Au printemps dernier, la création d’une Académie de l’Opéra-Comique avait été annoncée en fanfare, et l’on attendait avec impatience d’entendre les heureux élus se produire dans un spectacle conçu à leur intention. On avait déjà pu en voir quelques-uns dans Ciboulette en février dernier, on en retrouvera certain dans Marouf, mais cette Cendrillon de Pauline Viardot nous les montre ensemble, avec une double distribution (seule Sandrine Buendia, cendrillon les 17 et 19, deviendra une des méchantes sœurs le 18 ; quant à la Fée et au comte Barigoule, un seul interprète est prévu pour les trois représentations).
Premier constat qui s’impose : l’argent manque, on le sait, et cela se voit un peu. Ce spectacle semble d’abord se présenter plutôt sous l’aspect d’un récital de mélodies accompagnées au piano. Quant à la « participation de Mireille Delunsch », annoncé dans le programme de la saison, elle semble s’être envolée entre temps, même si l’on n’a jamais su en quoi elle devait consister exactement. C’est donc dans une absence de décor que va se dérouler la soirée, avec la cage de scène révélée dans toute sa nudité, selon un procédé très tendance en ce moment. Le spectacle démarre sans crier gare, dès qu’arrive la première à chanter ce soir-là. Cécile Achille, qui semble vouloir se faire le clone vocal de Natalie Dessay, interprète une première mélodie de Pauline Viardot. L’actrice Marie Bunel commence par lire, puis déclame bientôt des textes de la dame, puis on enchaîne avec une autre mélodie, et tout cela tourne vite au pensum. La scène se remplit peu à peu de jeunes gens en tenue de tous les jours, l’un d’eux se déchausse et mime vaguement des choses peu claires : la mayonnaise ne prend pas du tout, et l’ambiance se voudrait enjouée mais sonne terriblement faux. Comme la Cendrillon de Viardot durerait à peine trois quarts d’heure, on a voulu que les spectateurs en aient pour leur argent, mais c’est une très mauvaise idée que d’exposer les « Académiciens » à une telle épreuve, mis à nu devant le public qui s’attend à du théâtre mais auquel on offre une sorte de liederabend bancal.

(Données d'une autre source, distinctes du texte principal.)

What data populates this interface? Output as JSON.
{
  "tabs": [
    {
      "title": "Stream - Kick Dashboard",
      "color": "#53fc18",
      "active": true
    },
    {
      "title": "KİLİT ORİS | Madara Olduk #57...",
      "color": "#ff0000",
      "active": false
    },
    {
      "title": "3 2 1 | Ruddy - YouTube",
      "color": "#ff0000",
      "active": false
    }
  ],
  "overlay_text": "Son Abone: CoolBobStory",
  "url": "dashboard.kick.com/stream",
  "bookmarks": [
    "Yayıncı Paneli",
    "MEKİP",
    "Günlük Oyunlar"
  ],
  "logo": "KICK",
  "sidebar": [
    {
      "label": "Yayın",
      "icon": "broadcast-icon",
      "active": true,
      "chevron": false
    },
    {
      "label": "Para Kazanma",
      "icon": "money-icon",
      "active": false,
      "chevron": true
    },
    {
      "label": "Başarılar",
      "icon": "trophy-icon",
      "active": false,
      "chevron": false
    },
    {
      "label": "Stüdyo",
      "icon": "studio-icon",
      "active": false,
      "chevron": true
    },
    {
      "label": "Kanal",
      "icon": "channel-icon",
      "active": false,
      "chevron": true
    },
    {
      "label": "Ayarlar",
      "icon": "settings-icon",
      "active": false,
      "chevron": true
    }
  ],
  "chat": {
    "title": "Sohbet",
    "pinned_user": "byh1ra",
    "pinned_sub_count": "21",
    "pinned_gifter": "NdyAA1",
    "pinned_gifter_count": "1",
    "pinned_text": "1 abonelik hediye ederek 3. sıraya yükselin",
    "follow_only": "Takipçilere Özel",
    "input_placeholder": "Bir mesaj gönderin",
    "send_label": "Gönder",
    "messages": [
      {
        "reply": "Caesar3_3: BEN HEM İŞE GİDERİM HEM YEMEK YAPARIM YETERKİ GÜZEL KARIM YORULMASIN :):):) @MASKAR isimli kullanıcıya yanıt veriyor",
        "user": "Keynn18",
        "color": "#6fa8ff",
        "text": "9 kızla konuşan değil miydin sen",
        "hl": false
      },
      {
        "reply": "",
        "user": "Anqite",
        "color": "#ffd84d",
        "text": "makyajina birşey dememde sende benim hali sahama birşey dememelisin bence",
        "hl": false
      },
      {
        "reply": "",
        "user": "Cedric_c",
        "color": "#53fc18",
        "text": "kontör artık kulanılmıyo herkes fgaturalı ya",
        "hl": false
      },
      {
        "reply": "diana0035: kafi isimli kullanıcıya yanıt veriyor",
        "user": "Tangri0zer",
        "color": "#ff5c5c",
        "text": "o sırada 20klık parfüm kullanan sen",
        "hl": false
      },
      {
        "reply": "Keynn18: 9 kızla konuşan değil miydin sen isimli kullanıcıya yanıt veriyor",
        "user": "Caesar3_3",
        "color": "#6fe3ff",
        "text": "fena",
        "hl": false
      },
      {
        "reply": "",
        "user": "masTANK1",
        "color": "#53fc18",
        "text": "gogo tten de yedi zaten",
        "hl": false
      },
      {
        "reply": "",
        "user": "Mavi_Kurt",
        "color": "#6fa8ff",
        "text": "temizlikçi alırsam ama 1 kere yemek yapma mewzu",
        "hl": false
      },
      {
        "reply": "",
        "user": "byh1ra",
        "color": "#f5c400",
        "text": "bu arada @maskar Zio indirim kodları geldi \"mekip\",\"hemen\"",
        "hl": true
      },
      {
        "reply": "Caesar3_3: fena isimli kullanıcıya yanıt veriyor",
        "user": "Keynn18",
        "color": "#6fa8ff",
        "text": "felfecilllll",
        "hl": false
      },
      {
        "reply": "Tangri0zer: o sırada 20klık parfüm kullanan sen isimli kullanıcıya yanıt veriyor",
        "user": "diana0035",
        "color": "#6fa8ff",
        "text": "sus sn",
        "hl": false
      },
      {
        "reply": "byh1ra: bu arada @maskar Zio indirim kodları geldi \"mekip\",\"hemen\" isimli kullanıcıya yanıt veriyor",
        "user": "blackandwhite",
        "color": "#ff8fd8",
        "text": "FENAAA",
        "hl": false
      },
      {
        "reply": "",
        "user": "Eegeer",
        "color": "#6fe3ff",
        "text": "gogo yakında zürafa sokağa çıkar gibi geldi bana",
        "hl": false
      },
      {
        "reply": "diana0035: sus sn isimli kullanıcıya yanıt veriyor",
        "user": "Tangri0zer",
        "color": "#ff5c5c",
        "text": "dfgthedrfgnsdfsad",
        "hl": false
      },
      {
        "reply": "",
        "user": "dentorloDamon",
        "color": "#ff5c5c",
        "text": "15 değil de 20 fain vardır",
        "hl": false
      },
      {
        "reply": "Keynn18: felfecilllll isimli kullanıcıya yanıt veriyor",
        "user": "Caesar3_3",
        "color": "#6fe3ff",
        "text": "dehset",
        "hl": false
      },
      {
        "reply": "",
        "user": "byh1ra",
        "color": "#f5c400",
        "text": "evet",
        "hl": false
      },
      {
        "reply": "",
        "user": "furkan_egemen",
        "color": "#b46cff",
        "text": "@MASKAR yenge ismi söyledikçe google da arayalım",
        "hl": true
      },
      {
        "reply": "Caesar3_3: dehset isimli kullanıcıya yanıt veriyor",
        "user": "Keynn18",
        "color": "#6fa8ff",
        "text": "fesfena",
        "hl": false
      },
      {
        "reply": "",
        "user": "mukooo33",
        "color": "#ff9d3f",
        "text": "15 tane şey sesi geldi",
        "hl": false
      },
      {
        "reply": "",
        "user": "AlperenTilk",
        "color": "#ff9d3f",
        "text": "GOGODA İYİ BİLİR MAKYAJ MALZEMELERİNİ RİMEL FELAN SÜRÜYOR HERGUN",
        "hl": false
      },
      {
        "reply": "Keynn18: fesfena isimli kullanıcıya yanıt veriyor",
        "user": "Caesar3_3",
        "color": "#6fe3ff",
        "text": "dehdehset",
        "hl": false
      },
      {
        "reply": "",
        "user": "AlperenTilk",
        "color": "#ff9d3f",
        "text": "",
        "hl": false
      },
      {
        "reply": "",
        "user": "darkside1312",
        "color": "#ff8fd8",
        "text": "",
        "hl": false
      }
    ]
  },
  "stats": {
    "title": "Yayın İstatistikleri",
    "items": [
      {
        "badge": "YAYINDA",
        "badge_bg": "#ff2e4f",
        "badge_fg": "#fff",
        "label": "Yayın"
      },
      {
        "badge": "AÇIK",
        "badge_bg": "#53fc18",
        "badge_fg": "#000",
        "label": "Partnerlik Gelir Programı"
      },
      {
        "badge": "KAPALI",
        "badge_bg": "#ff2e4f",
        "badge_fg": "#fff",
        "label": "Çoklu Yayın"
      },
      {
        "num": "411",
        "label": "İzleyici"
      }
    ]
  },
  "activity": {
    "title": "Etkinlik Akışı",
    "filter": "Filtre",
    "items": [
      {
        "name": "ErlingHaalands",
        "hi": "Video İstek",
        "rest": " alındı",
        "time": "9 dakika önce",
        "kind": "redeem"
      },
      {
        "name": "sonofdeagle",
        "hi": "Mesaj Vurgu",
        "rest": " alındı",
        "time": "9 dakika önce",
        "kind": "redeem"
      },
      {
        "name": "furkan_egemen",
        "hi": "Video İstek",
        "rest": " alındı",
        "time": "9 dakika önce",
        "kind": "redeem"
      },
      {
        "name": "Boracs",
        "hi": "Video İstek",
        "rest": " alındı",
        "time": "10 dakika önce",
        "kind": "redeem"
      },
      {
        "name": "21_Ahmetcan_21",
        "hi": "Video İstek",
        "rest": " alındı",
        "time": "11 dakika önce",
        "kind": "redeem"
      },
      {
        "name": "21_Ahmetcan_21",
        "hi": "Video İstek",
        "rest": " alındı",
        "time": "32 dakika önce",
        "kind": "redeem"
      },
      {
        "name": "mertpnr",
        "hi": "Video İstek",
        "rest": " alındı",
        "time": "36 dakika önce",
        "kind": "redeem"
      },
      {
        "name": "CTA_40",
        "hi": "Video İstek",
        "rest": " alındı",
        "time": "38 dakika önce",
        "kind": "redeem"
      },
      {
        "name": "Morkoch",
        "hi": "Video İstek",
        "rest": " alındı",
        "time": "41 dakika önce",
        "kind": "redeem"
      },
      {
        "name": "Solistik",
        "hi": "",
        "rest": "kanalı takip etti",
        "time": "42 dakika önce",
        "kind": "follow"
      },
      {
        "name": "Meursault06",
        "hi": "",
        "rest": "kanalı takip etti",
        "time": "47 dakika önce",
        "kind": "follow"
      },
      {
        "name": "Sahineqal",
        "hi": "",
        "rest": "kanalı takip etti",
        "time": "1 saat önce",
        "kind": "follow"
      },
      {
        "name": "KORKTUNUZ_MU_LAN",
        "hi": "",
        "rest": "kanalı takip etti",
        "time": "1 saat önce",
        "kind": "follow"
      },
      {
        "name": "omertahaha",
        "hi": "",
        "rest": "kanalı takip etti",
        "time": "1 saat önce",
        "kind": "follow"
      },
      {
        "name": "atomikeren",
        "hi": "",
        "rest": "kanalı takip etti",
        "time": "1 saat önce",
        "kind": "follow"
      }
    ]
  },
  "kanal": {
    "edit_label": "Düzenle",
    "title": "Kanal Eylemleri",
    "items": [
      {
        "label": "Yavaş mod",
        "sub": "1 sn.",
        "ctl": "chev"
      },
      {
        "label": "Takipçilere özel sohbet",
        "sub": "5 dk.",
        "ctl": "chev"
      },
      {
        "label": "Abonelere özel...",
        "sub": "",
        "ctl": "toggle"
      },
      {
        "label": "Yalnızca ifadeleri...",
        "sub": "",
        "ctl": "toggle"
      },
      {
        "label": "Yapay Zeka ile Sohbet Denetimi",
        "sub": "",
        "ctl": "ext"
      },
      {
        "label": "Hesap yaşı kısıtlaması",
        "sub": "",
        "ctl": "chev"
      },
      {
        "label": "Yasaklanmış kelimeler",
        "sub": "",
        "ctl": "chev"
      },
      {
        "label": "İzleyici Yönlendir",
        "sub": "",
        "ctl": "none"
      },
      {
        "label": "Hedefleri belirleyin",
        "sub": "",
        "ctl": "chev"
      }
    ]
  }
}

Arrive enfin Cendrillon, et là, fort heureusement, tout change. La musique composée par Pauline Viardot est mieux qu’habile, elle est fort bien venue, et le livret rédigé par son fils Paul est amusant, avec le père, ancien épicier devenu baron, seule véritable nouveauté, le reste de l’intrigue reprenant celle de la Cenerentola rossinienne, avec échange de rôles entre le prince et son chambellan. La partition offre quelques airs comiques, pour le baron et Barigoule, ainsi que quelques jolis duos, pour le prince et Cendrillon ou pour les deux sœurs. Scéniquement, les choses s’animent d’un semblant de vie théâtrale, et les Académiciens si empruntés dans le prologue se métamorphosent enfin en acteurs. On s’amuse, on rit, comme lorsque le prince se déchausse et offre ses propres baskets à Cendrillon en guise de pantoufle de verre (ou de vair). On est malgré tout un peu effaré de voir qu’il a fallu deux personnes pour concevoir ces « costumes », et que les « décors » ont également un auteur, alors qu’ils se limitent à quelques chaises, trois coussins, une vieille toile peinte, et une pente en bois qui se relève à la verticale pour le dernier tableau.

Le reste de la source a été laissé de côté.